I was stunned. Then I felt truly awful. We wrapped that coop up on all sides and even buried chicken wire under the dirt to keep intruders at bay. We know there are coyotes and hawks in our area and thought our precautions were sufficient. Our neighbor has told me multiple times that a black cat prowls around the coop eyeing the girls, but I've never considered that a cat could bust through our defenses.
We have no idea who the murderer is and can only assume that they are still at large.
Bless their hearts, my mother in law, sister in law and a friend of theirs kept the kids occupied (they told the Squirt Charlotte ran away) while they reinforced the hole in the chicken wire, cleaned up all Charlotte's golden feathers and disposed of the um, er...body.
This was nowhere in my instructions left for them on how to care for the kids and the house while we were away.

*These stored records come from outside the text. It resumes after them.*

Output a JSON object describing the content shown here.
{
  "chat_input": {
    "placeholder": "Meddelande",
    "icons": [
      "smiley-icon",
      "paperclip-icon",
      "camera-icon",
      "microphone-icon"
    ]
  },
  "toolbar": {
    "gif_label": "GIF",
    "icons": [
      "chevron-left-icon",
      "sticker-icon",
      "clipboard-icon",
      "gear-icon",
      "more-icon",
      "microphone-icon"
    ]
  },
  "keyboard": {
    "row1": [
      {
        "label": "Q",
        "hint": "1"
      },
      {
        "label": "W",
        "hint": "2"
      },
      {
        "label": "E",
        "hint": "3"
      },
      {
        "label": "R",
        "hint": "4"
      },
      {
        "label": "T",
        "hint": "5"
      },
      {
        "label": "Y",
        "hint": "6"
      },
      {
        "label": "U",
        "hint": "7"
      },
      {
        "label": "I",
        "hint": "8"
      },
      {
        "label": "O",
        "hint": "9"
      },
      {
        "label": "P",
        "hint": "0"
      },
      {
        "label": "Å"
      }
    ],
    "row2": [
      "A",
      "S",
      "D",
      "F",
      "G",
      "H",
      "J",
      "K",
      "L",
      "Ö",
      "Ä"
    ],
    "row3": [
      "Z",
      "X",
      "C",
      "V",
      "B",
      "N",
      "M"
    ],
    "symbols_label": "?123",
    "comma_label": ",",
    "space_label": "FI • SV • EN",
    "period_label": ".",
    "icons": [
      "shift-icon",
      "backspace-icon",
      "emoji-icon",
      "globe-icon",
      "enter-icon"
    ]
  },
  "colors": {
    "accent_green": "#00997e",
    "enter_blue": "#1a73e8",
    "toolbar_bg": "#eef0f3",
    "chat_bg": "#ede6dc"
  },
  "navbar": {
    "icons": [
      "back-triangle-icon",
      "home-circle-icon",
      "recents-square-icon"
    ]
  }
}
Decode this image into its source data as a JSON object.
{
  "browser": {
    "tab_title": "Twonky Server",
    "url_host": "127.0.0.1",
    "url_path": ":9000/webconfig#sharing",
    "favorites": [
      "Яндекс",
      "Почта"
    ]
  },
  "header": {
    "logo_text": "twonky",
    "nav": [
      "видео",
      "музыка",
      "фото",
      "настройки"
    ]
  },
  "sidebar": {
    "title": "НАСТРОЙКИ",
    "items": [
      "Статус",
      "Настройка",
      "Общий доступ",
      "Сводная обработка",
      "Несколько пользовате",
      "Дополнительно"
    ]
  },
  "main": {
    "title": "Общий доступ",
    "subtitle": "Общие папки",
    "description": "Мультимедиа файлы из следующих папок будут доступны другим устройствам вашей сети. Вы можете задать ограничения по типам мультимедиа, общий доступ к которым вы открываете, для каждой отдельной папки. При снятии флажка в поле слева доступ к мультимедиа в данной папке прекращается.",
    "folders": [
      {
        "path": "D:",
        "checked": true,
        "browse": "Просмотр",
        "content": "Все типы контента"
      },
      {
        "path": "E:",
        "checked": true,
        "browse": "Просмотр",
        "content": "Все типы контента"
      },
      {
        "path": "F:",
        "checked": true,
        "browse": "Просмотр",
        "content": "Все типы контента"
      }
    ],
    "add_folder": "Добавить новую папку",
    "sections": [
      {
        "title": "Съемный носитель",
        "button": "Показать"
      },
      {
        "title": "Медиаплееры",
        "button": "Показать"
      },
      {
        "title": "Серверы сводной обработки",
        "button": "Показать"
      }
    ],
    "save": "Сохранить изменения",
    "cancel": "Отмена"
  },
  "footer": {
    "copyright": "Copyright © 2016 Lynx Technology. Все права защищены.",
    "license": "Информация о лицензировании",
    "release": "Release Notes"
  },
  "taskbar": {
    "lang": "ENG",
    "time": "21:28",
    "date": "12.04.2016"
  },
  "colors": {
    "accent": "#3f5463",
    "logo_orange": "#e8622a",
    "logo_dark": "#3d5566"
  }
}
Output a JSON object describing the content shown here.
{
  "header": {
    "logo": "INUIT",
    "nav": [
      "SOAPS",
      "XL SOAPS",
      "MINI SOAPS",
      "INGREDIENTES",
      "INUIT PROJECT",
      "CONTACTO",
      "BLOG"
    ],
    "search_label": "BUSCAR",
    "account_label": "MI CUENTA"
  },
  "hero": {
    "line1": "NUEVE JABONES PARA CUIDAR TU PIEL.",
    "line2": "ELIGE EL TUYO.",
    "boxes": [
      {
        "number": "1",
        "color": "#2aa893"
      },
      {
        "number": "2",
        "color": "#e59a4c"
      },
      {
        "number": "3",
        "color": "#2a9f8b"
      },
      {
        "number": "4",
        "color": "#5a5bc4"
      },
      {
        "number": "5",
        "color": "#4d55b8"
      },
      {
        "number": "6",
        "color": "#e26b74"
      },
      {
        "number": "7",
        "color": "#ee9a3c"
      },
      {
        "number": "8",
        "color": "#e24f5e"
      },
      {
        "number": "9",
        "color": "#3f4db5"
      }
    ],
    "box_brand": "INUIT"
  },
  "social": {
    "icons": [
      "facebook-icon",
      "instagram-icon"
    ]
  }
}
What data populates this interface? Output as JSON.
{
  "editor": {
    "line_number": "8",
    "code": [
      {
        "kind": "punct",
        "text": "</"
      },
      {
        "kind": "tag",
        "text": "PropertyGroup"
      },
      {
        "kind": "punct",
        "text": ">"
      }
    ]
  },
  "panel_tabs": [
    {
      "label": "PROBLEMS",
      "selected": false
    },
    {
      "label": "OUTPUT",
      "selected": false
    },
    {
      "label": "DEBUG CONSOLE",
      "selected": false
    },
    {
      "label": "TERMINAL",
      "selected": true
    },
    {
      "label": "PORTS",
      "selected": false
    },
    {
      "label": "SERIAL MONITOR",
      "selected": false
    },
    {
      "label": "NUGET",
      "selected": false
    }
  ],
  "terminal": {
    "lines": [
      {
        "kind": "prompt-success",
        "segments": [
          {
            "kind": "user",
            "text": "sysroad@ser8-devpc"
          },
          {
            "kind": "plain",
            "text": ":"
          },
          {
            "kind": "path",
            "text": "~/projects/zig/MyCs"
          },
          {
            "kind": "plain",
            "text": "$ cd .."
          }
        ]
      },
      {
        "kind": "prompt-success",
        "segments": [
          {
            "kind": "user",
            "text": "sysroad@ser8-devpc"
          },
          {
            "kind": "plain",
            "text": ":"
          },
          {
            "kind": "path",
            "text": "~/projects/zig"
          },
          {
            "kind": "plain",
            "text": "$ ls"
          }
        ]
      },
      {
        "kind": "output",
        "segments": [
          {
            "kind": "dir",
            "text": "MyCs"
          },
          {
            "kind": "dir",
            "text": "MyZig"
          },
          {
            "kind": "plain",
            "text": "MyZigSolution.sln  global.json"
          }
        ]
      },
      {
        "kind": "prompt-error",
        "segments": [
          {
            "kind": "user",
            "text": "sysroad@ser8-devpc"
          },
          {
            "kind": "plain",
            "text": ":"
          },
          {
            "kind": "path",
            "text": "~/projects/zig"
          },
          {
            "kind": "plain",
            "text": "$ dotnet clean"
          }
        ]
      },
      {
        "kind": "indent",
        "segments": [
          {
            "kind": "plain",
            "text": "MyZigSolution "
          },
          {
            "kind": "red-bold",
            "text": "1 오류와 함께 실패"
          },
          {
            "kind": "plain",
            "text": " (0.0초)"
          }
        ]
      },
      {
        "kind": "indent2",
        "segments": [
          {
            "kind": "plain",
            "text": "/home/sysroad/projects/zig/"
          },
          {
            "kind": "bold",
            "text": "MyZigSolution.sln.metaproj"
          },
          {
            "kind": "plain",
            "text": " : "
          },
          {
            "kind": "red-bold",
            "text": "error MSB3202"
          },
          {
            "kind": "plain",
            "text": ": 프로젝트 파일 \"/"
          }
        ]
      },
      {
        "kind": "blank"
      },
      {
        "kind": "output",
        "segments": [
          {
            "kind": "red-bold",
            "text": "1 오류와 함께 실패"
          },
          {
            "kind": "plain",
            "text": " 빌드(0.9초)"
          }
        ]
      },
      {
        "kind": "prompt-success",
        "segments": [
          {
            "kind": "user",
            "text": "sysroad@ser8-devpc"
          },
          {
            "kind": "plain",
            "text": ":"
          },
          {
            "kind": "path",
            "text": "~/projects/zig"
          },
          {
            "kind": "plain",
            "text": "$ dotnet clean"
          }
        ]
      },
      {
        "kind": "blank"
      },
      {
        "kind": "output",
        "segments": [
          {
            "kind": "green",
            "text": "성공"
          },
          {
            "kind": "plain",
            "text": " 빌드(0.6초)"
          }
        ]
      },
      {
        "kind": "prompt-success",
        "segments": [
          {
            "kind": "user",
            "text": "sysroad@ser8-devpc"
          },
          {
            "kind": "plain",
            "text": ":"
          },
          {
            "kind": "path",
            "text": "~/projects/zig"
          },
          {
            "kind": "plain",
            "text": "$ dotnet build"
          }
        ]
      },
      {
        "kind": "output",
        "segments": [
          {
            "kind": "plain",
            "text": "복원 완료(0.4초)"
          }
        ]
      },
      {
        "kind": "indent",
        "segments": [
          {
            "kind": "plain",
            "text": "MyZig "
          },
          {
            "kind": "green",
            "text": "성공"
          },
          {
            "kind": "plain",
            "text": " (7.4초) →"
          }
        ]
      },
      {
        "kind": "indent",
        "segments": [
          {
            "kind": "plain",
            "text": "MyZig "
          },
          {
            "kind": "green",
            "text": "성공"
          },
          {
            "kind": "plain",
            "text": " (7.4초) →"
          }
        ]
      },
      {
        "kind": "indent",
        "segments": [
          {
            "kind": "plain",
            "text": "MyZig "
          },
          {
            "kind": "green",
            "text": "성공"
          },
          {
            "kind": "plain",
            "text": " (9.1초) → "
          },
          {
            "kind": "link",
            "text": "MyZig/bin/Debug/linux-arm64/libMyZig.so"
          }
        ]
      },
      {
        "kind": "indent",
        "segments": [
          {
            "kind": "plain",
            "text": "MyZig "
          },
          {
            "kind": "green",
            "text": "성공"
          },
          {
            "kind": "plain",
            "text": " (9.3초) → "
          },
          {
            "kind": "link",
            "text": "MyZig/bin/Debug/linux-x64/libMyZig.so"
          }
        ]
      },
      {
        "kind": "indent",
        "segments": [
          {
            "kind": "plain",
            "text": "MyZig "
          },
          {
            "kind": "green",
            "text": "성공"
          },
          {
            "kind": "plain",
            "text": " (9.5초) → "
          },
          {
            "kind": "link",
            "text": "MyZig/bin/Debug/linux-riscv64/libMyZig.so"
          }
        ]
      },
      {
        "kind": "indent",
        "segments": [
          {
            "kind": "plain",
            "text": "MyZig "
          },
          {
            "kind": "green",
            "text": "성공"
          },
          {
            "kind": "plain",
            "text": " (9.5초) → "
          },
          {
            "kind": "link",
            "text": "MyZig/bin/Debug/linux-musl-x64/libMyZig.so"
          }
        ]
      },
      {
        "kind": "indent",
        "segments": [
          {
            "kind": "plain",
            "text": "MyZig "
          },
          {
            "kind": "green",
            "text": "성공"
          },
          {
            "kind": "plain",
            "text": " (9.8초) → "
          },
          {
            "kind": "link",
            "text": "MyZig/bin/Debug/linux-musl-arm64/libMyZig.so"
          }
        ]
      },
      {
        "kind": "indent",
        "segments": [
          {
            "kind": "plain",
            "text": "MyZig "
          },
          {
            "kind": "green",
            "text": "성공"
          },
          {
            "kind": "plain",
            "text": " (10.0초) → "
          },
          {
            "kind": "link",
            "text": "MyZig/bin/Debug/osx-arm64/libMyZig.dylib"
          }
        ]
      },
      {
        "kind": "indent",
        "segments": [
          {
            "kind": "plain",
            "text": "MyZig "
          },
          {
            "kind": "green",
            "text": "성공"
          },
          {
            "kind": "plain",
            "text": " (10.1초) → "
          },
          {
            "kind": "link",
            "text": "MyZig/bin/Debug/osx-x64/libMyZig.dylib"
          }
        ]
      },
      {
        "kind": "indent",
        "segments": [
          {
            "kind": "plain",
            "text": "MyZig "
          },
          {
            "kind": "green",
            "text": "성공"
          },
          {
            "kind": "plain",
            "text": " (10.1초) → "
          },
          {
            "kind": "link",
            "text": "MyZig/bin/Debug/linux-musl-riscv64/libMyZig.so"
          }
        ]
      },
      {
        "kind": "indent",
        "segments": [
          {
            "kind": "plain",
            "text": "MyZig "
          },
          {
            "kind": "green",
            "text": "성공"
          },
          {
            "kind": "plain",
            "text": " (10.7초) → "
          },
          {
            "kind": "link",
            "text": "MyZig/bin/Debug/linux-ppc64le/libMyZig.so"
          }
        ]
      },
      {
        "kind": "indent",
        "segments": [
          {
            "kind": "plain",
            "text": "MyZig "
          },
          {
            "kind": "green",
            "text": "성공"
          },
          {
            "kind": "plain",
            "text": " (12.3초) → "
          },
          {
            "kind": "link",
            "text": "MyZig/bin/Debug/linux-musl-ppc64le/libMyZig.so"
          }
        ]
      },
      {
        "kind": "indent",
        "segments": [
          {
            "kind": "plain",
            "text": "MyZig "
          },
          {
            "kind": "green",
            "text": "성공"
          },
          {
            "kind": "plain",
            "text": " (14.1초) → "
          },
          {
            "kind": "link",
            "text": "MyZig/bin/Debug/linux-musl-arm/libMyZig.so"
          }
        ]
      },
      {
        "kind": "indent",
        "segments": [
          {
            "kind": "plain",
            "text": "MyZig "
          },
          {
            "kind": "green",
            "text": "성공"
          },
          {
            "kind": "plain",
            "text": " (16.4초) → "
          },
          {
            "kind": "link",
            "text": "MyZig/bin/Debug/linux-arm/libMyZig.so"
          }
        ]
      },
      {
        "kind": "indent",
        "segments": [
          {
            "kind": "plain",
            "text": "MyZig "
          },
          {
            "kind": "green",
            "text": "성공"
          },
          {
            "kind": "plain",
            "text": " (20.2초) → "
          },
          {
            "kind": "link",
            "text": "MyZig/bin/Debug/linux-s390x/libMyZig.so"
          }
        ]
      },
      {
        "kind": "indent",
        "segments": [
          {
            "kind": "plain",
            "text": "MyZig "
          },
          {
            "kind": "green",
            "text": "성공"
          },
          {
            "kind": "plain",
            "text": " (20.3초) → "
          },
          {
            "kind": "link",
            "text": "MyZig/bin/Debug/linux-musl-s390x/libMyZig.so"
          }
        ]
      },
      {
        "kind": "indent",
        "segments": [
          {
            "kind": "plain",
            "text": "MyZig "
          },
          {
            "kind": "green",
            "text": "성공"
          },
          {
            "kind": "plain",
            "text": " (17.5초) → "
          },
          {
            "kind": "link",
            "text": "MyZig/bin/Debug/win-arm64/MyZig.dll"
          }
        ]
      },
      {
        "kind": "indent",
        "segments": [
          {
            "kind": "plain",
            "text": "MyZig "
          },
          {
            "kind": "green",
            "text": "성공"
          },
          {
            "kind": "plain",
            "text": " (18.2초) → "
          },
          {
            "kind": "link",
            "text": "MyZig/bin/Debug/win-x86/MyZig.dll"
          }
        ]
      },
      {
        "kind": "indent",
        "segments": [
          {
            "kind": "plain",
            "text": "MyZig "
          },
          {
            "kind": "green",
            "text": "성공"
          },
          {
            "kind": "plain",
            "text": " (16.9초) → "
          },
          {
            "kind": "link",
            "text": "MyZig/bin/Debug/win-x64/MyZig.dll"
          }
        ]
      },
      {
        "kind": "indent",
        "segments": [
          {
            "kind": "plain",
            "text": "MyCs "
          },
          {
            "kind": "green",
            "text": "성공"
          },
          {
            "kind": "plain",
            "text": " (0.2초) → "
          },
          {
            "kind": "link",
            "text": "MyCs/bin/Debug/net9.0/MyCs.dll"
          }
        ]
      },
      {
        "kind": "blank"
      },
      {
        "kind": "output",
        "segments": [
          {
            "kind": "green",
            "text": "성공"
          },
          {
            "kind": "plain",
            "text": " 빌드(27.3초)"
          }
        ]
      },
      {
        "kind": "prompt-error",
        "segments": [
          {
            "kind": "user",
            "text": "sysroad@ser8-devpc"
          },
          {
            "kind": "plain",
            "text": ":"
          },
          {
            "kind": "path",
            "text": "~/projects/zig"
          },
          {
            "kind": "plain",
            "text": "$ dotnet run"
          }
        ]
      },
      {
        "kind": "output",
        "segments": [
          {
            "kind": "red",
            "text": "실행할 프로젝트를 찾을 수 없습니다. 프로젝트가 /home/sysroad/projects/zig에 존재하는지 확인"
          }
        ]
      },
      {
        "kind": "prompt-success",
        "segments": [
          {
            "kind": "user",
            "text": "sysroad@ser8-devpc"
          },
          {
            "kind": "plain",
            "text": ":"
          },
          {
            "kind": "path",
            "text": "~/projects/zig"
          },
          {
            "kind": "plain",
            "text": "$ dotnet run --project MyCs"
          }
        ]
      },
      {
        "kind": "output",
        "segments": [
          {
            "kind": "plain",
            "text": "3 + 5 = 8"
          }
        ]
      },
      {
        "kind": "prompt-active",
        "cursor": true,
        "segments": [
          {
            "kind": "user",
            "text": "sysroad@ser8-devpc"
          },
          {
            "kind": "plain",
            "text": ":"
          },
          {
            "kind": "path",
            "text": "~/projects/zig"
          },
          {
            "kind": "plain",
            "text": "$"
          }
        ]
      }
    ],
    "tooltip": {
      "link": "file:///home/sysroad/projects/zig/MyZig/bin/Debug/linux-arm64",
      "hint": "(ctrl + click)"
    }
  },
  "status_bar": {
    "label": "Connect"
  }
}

I have wondered how it would be when one of the girls finally died (of old age was my assumption). Would it be like when a beloved family dog dies? Would we have a little ceremony and bury them in the backyard? In fact it was nothing like that at all. Granted we were out of town, but I'm fairly certain we would have dealt with it similarly to my MIL and would NOT have buried her in the backyard for fear that Predator #1 would return and dig up the body. There was no ceremony and not a single tear shed in fact.
I have actually found myself thinking, "I'm glad it was Charlotte and not Hester, she laid way less eggs." (I know, terrible, right? But maybe my farming ancestry is coming back to me...survival of the fittest and all...)
So we're on the hunt for a new occupant for the Tyson Corner coop. This time we're looking for an Easter Egger (they lay blue or green eggs, sometimes even pink).
In lieu of flowers or cards, the family humbly requests you share a favorite memory of the girls or a favorite egg recipe in their honor.